Последняя мысль подстегнула его, хотя представить, что хозяева вот прямо сейчас, посреди ночи, поднимают бумажки и, сминая, бросают их в огонь, было невозможно. Да если Альберту не сообщить, он вообще до весны здесь не появится.
Но боязнь потерять эти рваные клочки от рассыпавшихся тетрадей, вдруг ставших бесценными для него, придала ему смелости. Он, крадучись, вышел из дома, перемахнул через низкую ограду, разделяющую оба участка, и направился к распахнутой и висящей на одной петле двери.
10
Наконец тот первобытный ужас, тот кошмар, та вселенских объемов катастрофа, что обрушились на её бедную маленькую головку, чуть-чуть приотпустили сжатое в тиски боли сердечко и позволили биться ему без привычного уже давления со стороны сознания: я умерла, я не должна, не могу, я НЕ ХОЧУ жить.
Она сделала глубокий вдох, выдох, но глаза открывать не стала. Она знала, что увидит – склонившееся над ней строгое лицо сиделки в белом чепчике, затем, после нескольких торопливых шагов к своей постели, появится второе лицо. Лицо свежее, молодое, с оживленным взглядом и милой улыбкой. Марта… Марта была той самой соломинкой, порой скользкой, порой липкой, но всё же соломинкой. Такой необходимой, чтобы выкарабкаться из потустороннего мира чёрного ужаса, в который ввергла её судьба.
Марта, Марта… Такая же молоденькая, даже внешне чем-то напоминающая её, её прежнюю. Она ей в общем-то даже благодарна – Марта готова взять на себя ее тяжкую ношу, её боль, её воспоминания, даже её имя.
«О, нет…» – При этой последней мысли больная непроизвольно чуть сдвинула брови и сразу же услышала тихий шорох, какое-то движение около себя.
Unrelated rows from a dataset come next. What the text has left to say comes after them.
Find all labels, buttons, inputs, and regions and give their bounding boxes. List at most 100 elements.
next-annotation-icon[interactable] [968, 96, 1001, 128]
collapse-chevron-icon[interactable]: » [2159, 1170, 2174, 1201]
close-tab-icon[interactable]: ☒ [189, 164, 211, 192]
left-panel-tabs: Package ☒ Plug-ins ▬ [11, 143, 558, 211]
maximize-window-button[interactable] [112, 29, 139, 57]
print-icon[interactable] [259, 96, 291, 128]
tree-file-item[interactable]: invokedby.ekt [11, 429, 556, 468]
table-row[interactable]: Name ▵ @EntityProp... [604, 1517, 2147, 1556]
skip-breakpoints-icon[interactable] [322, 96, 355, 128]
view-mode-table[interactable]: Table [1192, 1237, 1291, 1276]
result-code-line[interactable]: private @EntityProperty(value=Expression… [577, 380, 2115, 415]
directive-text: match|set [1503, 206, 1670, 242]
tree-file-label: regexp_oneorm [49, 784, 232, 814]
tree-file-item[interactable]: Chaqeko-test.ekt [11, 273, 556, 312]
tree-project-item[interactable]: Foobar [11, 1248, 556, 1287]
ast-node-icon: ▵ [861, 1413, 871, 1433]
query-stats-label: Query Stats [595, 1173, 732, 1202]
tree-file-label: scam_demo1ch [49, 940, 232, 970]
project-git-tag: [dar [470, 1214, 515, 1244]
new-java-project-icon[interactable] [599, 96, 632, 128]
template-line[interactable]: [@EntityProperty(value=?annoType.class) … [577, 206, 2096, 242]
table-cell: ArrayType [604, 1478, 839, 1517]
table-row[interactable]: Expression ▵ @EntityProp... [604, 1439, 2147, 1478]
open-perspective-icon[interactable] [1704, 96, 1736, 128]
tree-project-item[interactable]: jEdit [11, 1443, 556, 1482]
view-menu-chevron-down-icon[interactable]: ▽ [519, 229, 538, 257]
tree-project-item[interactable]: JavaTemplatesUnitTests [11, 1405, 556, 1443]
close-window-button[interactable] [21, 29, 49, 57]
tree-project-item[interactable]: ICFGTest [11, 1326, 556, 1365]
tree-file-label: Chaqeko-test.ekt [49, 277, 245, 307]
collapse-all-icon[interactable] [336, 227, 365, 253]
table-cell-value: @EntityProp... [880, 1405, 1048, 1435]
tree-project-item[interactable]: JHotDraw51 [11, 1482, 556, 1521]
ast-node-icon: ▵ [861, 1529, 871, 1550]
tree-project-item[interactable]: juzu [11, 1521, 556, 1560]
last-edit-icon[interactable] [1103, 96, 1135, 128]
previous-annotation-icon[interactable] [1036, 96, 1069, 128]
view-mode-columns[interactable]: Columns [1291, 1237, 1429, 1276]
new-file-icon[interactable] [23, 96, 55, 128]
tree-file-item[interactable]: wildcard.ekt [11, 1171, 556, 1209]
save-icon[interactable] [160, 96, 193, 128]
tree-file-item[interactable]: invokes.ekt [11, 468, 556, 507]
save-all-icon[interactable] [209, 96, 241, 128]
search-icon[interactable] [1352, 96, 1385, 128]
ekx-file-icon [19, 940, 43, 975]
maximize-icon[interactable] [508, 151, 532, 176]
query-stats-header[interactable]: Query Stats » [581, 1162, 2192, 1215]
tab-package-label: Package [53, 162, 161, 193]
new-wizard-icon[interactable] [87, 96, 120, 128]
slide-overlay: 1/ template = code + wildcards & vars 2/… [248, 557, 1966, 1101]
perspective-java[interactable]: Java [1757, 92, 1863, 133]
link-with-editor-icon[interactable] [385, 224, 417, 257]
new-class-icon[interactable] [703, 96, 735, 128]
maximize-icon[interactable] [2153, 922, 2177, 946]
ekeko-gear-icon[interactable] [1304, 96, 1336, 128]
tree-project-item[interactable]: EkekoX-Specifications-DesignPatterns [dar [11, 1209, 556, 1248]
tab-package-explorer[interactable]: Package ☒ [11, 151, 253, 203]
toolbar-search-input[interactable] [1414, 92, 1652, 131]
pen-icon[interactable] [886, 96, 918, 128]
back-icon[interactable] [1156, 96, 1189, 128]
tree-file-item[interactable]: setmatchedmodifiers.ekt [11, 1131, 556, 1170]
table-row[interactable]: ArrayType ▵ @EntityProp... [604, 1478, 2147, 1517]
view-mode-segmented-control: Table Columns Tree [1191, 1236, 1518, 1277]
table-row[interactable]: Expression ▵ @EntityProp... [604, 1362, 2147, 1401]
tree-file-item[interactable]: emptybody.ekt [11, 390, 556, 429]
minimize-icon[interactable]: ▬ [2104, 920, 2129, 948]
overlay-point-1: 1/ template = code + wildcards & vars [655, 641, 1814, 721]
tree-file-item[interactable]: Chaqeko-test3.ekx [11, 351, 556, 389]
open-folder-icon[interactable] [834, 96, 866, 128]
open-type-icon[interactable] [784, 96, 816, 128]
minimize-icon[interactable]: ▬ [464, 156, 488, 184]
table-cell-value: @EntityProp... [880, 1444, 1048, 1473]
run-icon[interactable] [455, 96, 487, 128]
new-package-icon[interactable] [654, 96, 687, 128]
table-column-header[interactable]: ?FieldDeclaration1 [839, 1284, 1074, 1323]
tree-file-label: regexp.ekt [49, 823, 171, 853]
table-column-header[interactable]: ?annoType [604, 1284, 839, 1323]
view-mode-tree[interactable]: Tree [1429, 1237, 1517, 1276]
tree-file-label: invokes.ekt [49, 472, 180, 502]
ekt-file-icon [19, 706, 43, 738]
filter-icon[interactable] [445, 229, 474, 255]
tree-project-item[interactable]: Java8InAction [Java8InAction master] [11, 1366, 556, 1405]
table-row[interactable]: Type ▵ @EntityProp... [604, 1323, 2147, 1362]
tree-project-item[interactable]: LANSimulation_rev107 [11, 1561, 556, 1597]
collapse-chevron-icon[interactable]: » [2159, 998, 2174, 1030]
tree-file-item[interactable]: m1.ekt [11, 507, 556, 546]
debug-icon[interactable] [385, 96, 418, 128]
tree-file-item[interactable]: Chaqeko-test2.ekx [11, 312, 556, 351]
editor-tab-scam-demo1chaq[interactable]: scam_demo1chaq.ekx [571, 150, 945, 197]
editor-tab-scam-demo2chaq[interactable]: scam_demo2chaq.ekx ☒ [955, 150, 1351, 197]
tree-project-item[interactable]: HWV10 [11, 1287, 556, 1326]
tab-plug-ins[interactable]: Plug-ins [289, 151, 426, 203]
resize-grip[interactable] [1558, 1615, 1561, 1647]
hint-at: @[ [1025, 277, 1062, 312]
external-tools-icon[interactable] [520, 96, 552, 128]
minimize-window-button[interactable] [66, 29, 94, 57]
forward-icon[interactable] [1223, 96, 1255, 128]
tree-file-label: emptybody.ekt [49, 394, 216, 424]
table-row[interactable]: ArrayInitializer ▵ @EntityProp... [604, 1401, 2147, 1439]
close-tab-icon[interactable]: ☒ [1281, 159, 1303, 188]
«Господи, когда же я останусь одна?»
Легкое холодящее пощипывание в уголках глаз подсказало ей, что сейчас холодная рука сиделки осторожно прикоснётся к ней, убирая марлевой салфеткой непрошенные слезинки.
«Нет!»
Она открыла глаза и увидела то, что и ожидала. Строгое лицо в белом чепце и застывшая рука с зажатым в ней марлевым тампончиком. Сиделка опять была новая, они почему-то менялись каждые два-три дня. Ах, ну когда же её оставят в покое?! Почти сразу послышались мягкие быстрые шаги, и появилось второе лицо, ставшее уже родным и приносящее облегчение. Марта.
– Доброе утро, княжна. (нем.)
Она чуть улыбнулась в ответ, по виску скатилась слезинка. На порыв сиделки исполнить свою обязанность Марта недовольным движением отстранила её, а сама присела рядом, прямо на кровать.
– Сегодня мы уже улыбаемся? (нем.)
Это фамильярное «мы», да ещё и горячий бок Марты, плотно прижавшийся к её бедру, вызвали легкое раздражение. Ну, положим, Марта-то и впрямь улыбается во весь рот, а вот она-то чуть дёрнула губами из обыкновенной вежливости, по привитой с детства привычке источать из себя благожелательность.
«Пора кончать с этими привычками… – вяло подумала она и с трудом перевернулась на другой бок, почти уткнувшись лицом в стену. – Нет больше княжны. Нет никого и ничего из прошлой жизни… Нет и прошлой жизни… А, может быть, нет и жизни… ничего нет…»
Шушуканье за спиной, едва возникнув, сразу пропало. Выздоравливающая девушка не хотела больше слышать ничего и не слышала. Шарканье ног по ковру, звяканье переставляемых стаканов, скрип стула под грузным телом сиделки, шуршание аккуратно прикрываемой двери. Для неё этих звуков в её всё ещё нежизни не существовало.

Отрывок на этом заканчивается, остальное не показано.